Thanksgiving is over, but the marathon of meals we often encounter in the ‘Holiday Season’ has only just begun. This was always a tough time of year for me during my cop days — of course, back then the word ‘apps’ meant puffed pastry treats and other such pre-supper snacks. I worked nights, and saw daylight only when I got off work and was heading home. The cold weather kept me indoors and less active, and the holidays provided even more opportunity to eat badly and pack on the pounds. I don’t know that any of the tech I’m going to tell you about would have helped me stay fit for duty, but any of these would have been better than what was then state-of-the-art equipment... I think it was called a “Thighmaster.”
To begin, Up is a combination hardware gadget and iPhone app — sorry, not (yet) made for Android. The hardware portion is a thin plastic-coated bracelet that contains an accelerometer, a vibration motor, a battery, and a connector for the iPhone. The battery will run the bracelet for up to ten days before it needs to be recharged, but you’ll probably be plugging it into the phone more often than that to update the activity and sleep data it records.
The bracelet monitors your movements and counts how many steps you take, how many calories you burn, and notes active and inactive times. If you have a sedentary job, it will vibrate periodically to remind you to get up, walk around, and stretch a little. If you carry your iPhone with you when you walk or run, it will sync that activity with the phone’s GPS sensor and record your route, distance traveled, pace, etc.
Worn when sleeping, the bracelet will monitor your movements and record the number of hours you slept, deep vs. light sleep, and overall sleep quality. The bracelet doubles as an alarm clock, but wakes you during the portion of your sleep cycle that is least disruptive to getting some quality rest. Sleep is a critical and often overlooked component of wellness, especially for cops who work irregular hours and are prone to burn the candle at both ends.
The app has a diet function that records what you ate and how you felt, rather than just calories and composition. You take a photo of whatever you’re eating, and after a bit the Up app asks you to record the effect of the food. We’ve all gone for the gut bomb at one time or another and regretted it later when it was sitting in the stomach like a sandbag and there was a sensation of cooking grease oozing from the pores. By recording the reaction you get from eating certain foods, you’re reminded what felt good later on, and hopefully reinforce the intention to eat healthy.

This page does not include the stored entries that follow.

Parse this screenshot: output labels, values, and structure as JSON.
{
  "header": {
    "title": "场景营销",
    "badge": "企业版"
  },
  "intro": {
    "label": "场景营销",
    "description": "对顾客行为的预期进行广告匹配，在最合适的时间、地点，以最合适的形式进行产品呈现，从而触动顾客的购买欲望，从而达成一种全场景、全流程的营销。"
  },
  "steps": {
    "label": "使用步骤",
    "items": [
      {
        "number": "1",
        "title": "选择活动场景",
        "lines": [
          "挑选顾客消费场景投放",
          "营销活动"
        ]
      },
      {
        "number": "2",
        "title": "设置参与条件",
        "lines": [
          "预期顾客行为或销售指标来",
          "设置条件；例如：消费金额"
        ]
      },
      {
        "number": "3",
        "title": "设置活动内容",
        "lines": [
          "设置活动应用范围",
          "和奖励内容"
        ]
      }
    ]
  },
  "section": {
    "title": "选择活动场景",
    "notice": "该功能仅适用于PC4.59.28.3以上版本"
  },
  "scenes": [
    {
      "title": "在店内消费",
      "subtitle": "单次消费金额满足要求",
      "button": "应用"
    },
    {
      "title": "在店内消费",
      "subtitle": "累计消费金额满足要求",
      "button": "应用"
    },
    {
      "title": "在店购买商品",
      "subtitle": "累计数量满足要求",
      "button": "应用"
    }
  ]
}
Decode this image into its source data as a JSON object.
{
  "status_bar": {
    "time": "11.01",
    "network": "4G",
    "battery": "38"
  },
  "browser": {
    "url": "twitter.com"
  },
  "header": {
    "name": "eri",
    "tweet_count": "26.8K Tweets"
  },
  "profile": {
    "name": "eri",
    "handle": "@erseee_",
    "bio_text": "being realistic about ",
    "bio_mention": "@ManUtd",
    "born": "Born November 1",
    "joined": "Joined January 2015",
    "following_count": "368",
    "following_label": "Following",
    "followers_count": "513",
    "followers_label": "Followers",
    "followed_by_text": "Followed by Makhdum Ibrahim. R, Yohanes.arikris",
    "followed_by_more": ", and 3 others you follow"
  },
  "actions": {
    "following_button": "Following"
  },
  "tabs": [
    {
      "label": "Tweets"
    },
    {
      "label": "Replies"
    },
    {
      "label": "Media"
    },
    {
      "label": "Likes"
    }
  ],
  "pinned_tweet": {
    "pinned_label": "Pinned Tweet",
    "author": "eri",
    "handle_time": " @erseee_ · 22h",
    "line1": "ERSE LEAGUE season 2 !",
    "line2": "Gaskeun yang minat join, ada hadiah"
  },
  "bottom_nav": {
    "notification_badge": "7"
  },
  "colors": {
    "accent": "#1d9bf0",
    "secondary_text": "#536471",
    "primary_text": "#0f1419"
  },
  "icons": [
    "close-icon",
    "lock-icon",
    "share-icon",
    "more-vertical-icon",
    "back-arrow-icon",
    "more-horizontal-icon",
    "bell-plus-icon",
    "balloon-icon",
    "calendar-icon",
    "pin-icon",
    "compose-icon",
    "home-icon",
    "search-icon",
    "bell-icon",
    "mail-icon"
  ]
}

If you’re a competitive type, you can upload your Up data to a website where you can compare your efforts to others in a group you create. This allows you to have a workout buddy on the other side of the world or the other side of the patrol car, as you like. There are also “challenges” on the Up website where you can work toward a set goal or standard and track your progress. The Up bracelet is $99... the app is free. The bracelet is rugged enough to wear for everything except maybe swimming or diving.
Runkeeper
Available for both Android and iPhone is Runkeeper. This free app uses the tech built into the Smartphone to perform most of the functions of expensive special-purpose fitness gadgets like the Nike Sport Kit and the FitBit. When you install the app on your phone, you also create a free account on the Runkeeper website. Runs and walks are recorded in the app for time, route, elevation, pace, and so on. You can create a music playlist from within the app and program the beats or pace to that portion of your workout.
Other workout routines, such as resistance training, are also recorded in the app and uploaded to the Runkeeper website. You can opt to have your workouts posted to Facebook and Twitter automatically, if you like, and you can create workout groups with other Runkeeper users, no matter where they might be. There are “fitness classes” that create workouts preparing you for races of distances from 5K to a full marathon. There’s no charge unless you want to join their “Runkeeper Elite” service ($4.99/month or $19.99/year), which communicates workouts in real time and provides access to more discounted fitness classes and more advanced reports.
If you’re already a hard-body gym rat, you don’t need tech like this to keep you moving and motivated. But if exercise is something you do because you have to rather than because you want to, these aids might help with the battle of the bulge.